Identifying microRNAs Possibly Implicated in Myalgic Encephalomyelitis/Chronic Fatigue Syndrome and Fibromyalgia: A Review.
Tsamou, Maria, Kremers, Fabiënne A C, Samaritakis, Keano A et al. · International journal of molecular sciences · 2024 · DOI
Quick Summary
This review examined tiny molecules called microRNAs that may play a role in ME/CFS and fibromyalgia. Researchers looked at existing studies to identify which microRNAs appear to be abnormal in these conditions and what role they might play in causing symptoms. They found that certain microRNAs may be involved in immune system problems, energy production difficulties, and increased pain sensitivity—processes that could help explain why people with these diseases experience fatigue, pain, and other symptoms.
Why It Matters
This research offers a potential molecular framework for understanding ME/CFS and fibromyalgia by identifying specific biological markers that could eventually lead to objective diagnostic tests and targeted treatments. Currently, both diseases lack validated biomarkers, contributing to underdiagnosis and delayed treatment, so identifying candidate microRNAs represents an important step toward addressing this clinical gap.
Observed Findings
Nine key dysregulated microRNAs were identified: miR-29c, miR-99b, miR-128, miR-374b, miR-766, miR-23a, miR-103, miR-152, and miR-320
Identified microRNAs are associated with immune response dysfunction, mitochondrial dysfunction, oxidative stress, and central sensitization
Substantial overlap exists in dysregulated microRNAs and pathophysiological processes between ME/CFS and fibromyalgia
Both conditions share common dysregulated biological and molecular processes contributing to overlapping symptomatology
Inferred Conclusions
Dysregulated microRNAs show promise as potential biomarkers for ME/CFS and fibromyalgia
ME/CFS and fibromyalgia likely share common underlying molecular pathological mechanisms
MicroRNA-based approaches could provide new strategies for early diagnosis and therapeutic development for these medically unexplained chronic diseases
Remaining Questions
Can any of these microRNAs reliably distinguish ME/CFS from fibromyalgia or from other conditions with overlapping symptoms?

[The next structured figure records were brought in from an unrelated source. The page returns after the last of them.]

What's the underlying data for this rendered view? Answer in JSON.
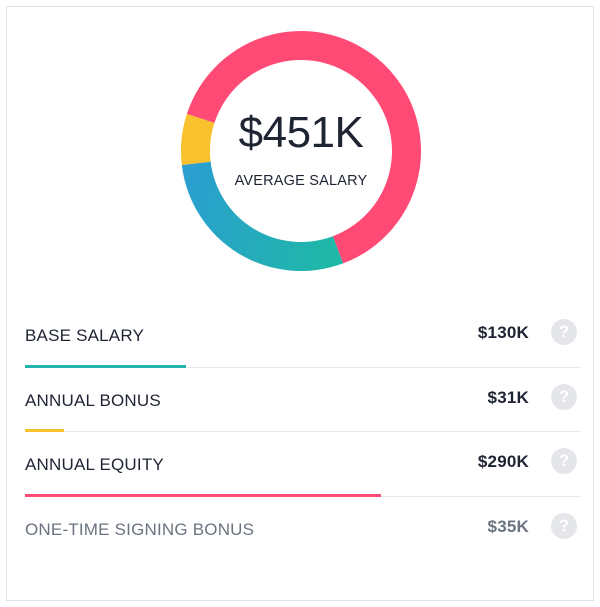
{
  "summary": {
    "amount": "$451K",
    "label": "AVERAGE SALARY"
  },
  "chart_data": {
    "type": "pie",
    "style": "donut",
    "categories": [
      "BASE SALARY",
      "ANNUAL BONUS",
      "ANNUAL EQUITY",
      "ONE-TIME SIGNING BONUS"
    ],
    "values": [
      130,
      31,
      290,
      0
    ],
    "total": 451,
    "colors": [
      "#22b3ad",
      "#f8c12e",
      "#ff4a76",
      "#c9ccd1"
    ]
  },
  "rows": [
    {
      "label": "BASE SALARY",
      "value": "$130K",
      "color": "#22b3ad",
      "share": 0.29,
      "muted": false,
      "help_icon": "question-icon"
    },
    {
      "label": "ANNUAL BONUS",
      "value": "$31K",
      "color": "#f8c12e",
      "share": 0.07,
      "muted": false,
      "help_icon": "question-icon"
    },
    {
      "label": "ANNUAL EQUITY",
      "value": "$290K",
      "color": "#ff4a76",
      "share": 0.64,
      "muted": false,
      "help_icon": "question-icon"
    },
    {
      "label": "ONE-TIME SIGNING BONUS",
      "value": "$35K",
      "color": "",
      "share": 0,
      "muted": true,
      "help_icon": "question-icon"
    }
  ]
}
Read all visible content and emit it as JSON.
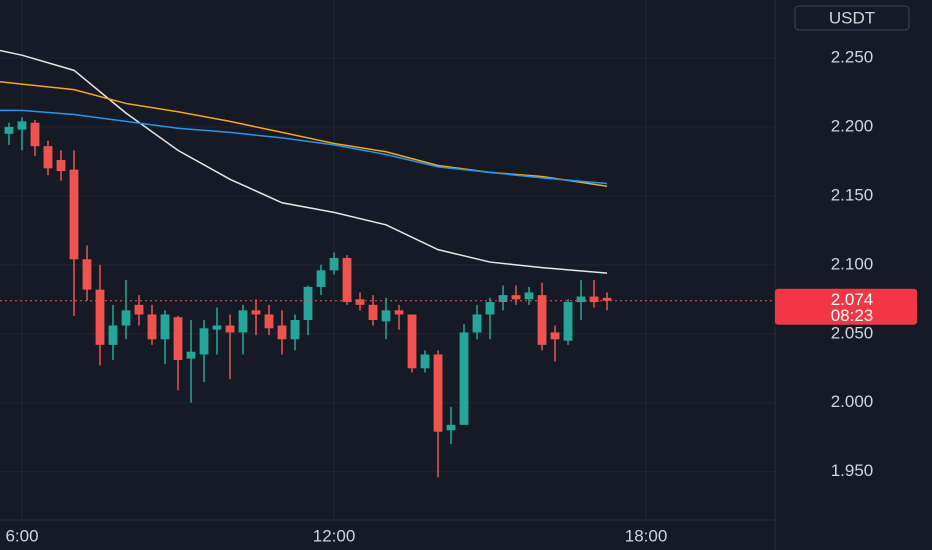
{
  "chart_data": {
    "type": "candlestick",
    "currency": "USDT",
    "x": [
      5.75,
      6,
      6.25,
      6.5,
      6.75,
      7,
      7.25,
      7.5,
      7.75,
      8,
      8.25,
      8.5,
      8.75,
      9,
      9.25,
      9.5,
      9.75,
      10,
      10.25,
      10.5,
      10.75,
      11,
      11.25,
      11.5,
      11.75,
      12,
      12.25,
      12.5,
      12.75,
      13,
      13.25,
      13.5,
      13.75,
      14,
      14.25,
      14.5,
      14.75,
      15,
      15.25,
      15.5,
      15.75,
      16,
      16.25,
      16.5,
      16.75,
      17,
      17.25
    ],
    "open": [
      2.195,
      2.198,
      2.203,
      2.186,
      2.176,
      2.169,
      2.104,
      2.082,
      2.042,
      2.056,
      2.071,
      2.064,
      2.046,
      2.062,
      2.032,
      2.035,
      2.053,
      2.056,
      2.051,
      2.067,
      2.064,
      2.056,
      2.046,
      2.06,
      2.084,
      2.096,
      2.105,
      2.075,
      2.071,
      2.059,
      2.067,
      2.064,
      2.025,
      2.035,
      1.98,
      1.984,
      2.051,
      2.064,
      2.073,
      2.078,
      2.075,
      2.078,
      2.051,
      2.045,
      2.073,
      2.077,
      2.076
    ],
    "high": [
      2.203,
      2.207,
      2.205,
      2.19,
      2.183,
      2.183,
      2.114,
      2.1,
      2.071,
      2.089,
      2.078,
      2.071,
      2.067,
      2.063,
      2.06,
      2.06,
      2.069,
      2.064,
      2.071,
      2.075,
      2.071,
      2.067,
      2.064,
      2.085,
      2.1,
      2.109,
      2.107,
      2.08,
      2.078,
      2.076,
      2.071,
      2.064,
      2.038,
      2.038,
      1.997,
      2.057,
      2.071,
      2.076,
      2.085,
      2.085,
      2.084,
      2.087,
      2.056,
      2.075,
      2.089,
      2.089,
      2.08
    ],
    "low": [
      2.187,
      2.183,
      2.179,
      2.165,
      2.161,
      2.063,
      2.074,
      2.027,
      2.031,
      2.046,
      2.056,
      2.042,
      2.028,
      2.009,
      2.0,
      2.015,
      2.035,
      2.017,
      2.035,
      2.049,
      2.049,
      2.035,
      2.038,
      2.049,
      2.078,
      2.093,
      2.071,
      2.067,
      2.056,
      2.046,
      2.053,
      2.022,
      2.022,
      1.946,
      1.97,
      1.984,
      2.046,
      2.046,
      2.067,
      2.071,
      2.071,
      2.038,
      2.03,
      2.042,
      2.06,
      2.069,
      2.067
    ],
    "close": [
      2.2,
      2.204,
      2.186,
      2.17,
      2.168,
      2.104,
      2.082,
      2.042,
      2.056,
      2.067,
      2.064,
      2.046,
      2.064,
      2.031,
      2.037,
      2.054,
      2.056,
      2.051,
      2.067,
      2.064,
      2.054,
      2.046,
      2.06,
      2.084,
      2.096,
      2.105,
      2.073,
      2.071,
      2.06,
      2.067,
      2.064,
      2.025,
      2.035,
      1.979,
      1.984,
      2.051,
      2.064,
      2.073,
      2.078,
      2.075,
      2.08,
      2.042,
      2.046,
      2.073,
      2.077,
      2.073,
      2.074
    ],
    "up_color": "#26a69a",
    "down_color": "#ef5350",
    "lines": [
      {
        "color": "#e6e6e6",
        "x": [
          5.5,
          6,
          7,
          8,
          9,
          10,
          11,
          12,
          13,
          14,
          15,
          16,
          17.25
        ],
        "values": [
          2.256,
          2.252,
          2.241,
          2.21,
          2.183,
          2.162,
          2.145,
          2.138,
          2.129,
          2.111,
          2.102,
          2.098,
          2.094
        ]
      },
      {
        "color": "#f5a623",
        "x": [
          5.5,
          6,
          7,
          8,
          9,
          10,
          11,
          12,
          13,
          14,
          15,
          16,
          17.25
        ],
        "values": [
          2.233,
          2.231,
          2.227,
          2.217,
          2.211,
          2.204,
          2.196,
          2.188,
          2.182,
          2.172,
          2.167,
          2.164,
          2.157
        ]
      },
      {
        "color": "#2196f3",
        "x": [
          5.5,
          6,
          7,
          8,
          9,
          10,
          11,
          12,
          13,
          14,
          15,
          16,
          17.25
        ],
        "values": [
          2.212,
          2.212,
          2.209,
          2.204,
          2.199,
          2.196,
          2.192,
          2.187,
          2.18,
          2.171,
          2.167,
          2.163,
          2.159
        ]
      }
    ],
    "last_price": 2.074,
    "countdown": "08:23",
    "xlim": [
      5.577,
      20.48
    ],
    "ylim": [
      1.915,
      2.292
    ],
    "xticks": [
      {
        "value": 6,
        "label": "6:00"
      },
      {
        "value": 12,
        "label": "12:00"
      },
      {
        "value": 18,
        "label": "18:00"
      }
    ],
    "yticks": [
      {
        "value": 1.95,
        "label": "1.950"
      },
      {
        "value": 2,
        "label": "2.000"
      },
      {
        "value": 2.05,
        "label": "2.050"
      },
      {
        "value": 2.1,
        "label": "2.100"
      },
      {
        "value": 2.15,
        "label": "2.150"
      },
      {
        "value": 2.2,
        "label": "2.200"
      },
      {
        "value": 2.25,
        "label": "2.250"
      }
    ],
    "grid": true
  }
}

Do dysregulated microRNAs represent a primary cause of these diseases or secondary consequences of the disease process?
Which of these candidate microRNAs would be most practical and cost-effective for use in clinical diagnostic testing?
What This Study Does Not Prove
This review does not prove that any of these microRNAs actually cause ME/CFS or fibromyalgia, nor does it establish causation rather than correlation. It does not provide clinical validation that measuring these microRNAs would reliably diagnose either disease. The findings are based on reviewing existing studies, not original experimental data, so individual studies reviewed may vary in quality and methodology.